Au temps de Jean Damascène (7° siècle), l’Islam rencontre un succès certain auprès des syriens mécontents de la férule byzantine. Cette nouvelle religion n’est pas très éloignée du monophysisme, doctrine christologique née dans l’effervescence intellectuelle des premiers siècles de la chrétienté qui ont connu de nombreuses hérésies. Les deux partent d’un même principe : Dieu ne pouvait devenir pleinement humain sans compromettre sa nature divine.
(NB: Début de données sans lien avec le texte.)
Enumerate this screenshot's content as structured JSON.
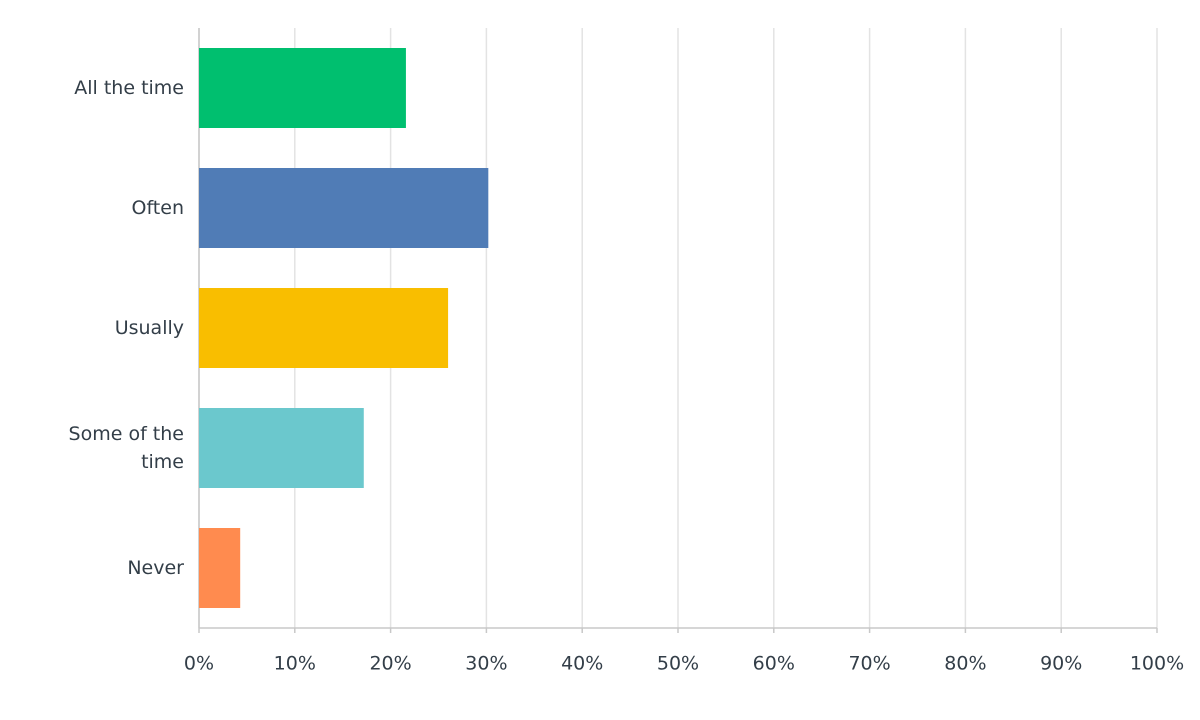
{
  "chart_data": {
    "type": "hbar",
    "categories": [
      "All the time",
      "Often",
      "Usually",
      "Some of the time",
      "Never"
    ],
    "values": [
      21.6,
      30.2,
      26.0,
      17.2,
      4.3
    ],
    "colors": [
      "#00bf6f",
      "#507cb6",
      "#f9be00",
      "#6bc8cd",
      "#ff8b4f"
    ],
    "xlim": [
      0,
      100
    ],
    "xticks": [
      {
        "value": 0,
        "label": "0%"
      },
      {
        "value": 10,
        "label": "10%"
      },
      {
        "value": 20,
        "label": "20%"
      },
      {
        "value": 30,
        "label": "30%"
      },
      {
        "value": 40,
        "label": "40%"
      },
      {
        "value": 50,
        "label": "50%"
      },
      {
        "value": 60,
        "label": "60%"
      },
      {
        "value": 70,
        "label": "70%"
      },
      {
        "value": 80,
        "label": "80%"
      },
      {
        "value": 90,
        "label": "90%"
      },
      {
        "value": 100,
        "label": "100%"
      }
    ],
    "grid": true
  }
}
Extrait du livre « Dans l’ombre de Byzance » de William Dalrymple :
« Le passage le plus déterminant de La Source de Jean Damascène, n’est pas celui qui concerne l’Islam mais l’offensive qu’il livre contre l’hérésie iconoclaste. En effet, au moment même où Jean prend l’habit, Byzance est en pleine querelle des images. On ordonne la destruction de toutes les icônes de l’empire, et il est désormais interdit d’en peindre de nouvelles. Il est bien possible qu’à la racine du phénomène se trouve l’influence de l’Islam ainsi qu’un fort penchant pour l’introspection provoqué par la perte des territoires du Levant : pour beaucoup, Dieu aurait châtié les Byzantins idolâtres en accordant des succès guerriers aux musulmans iconoclastes. »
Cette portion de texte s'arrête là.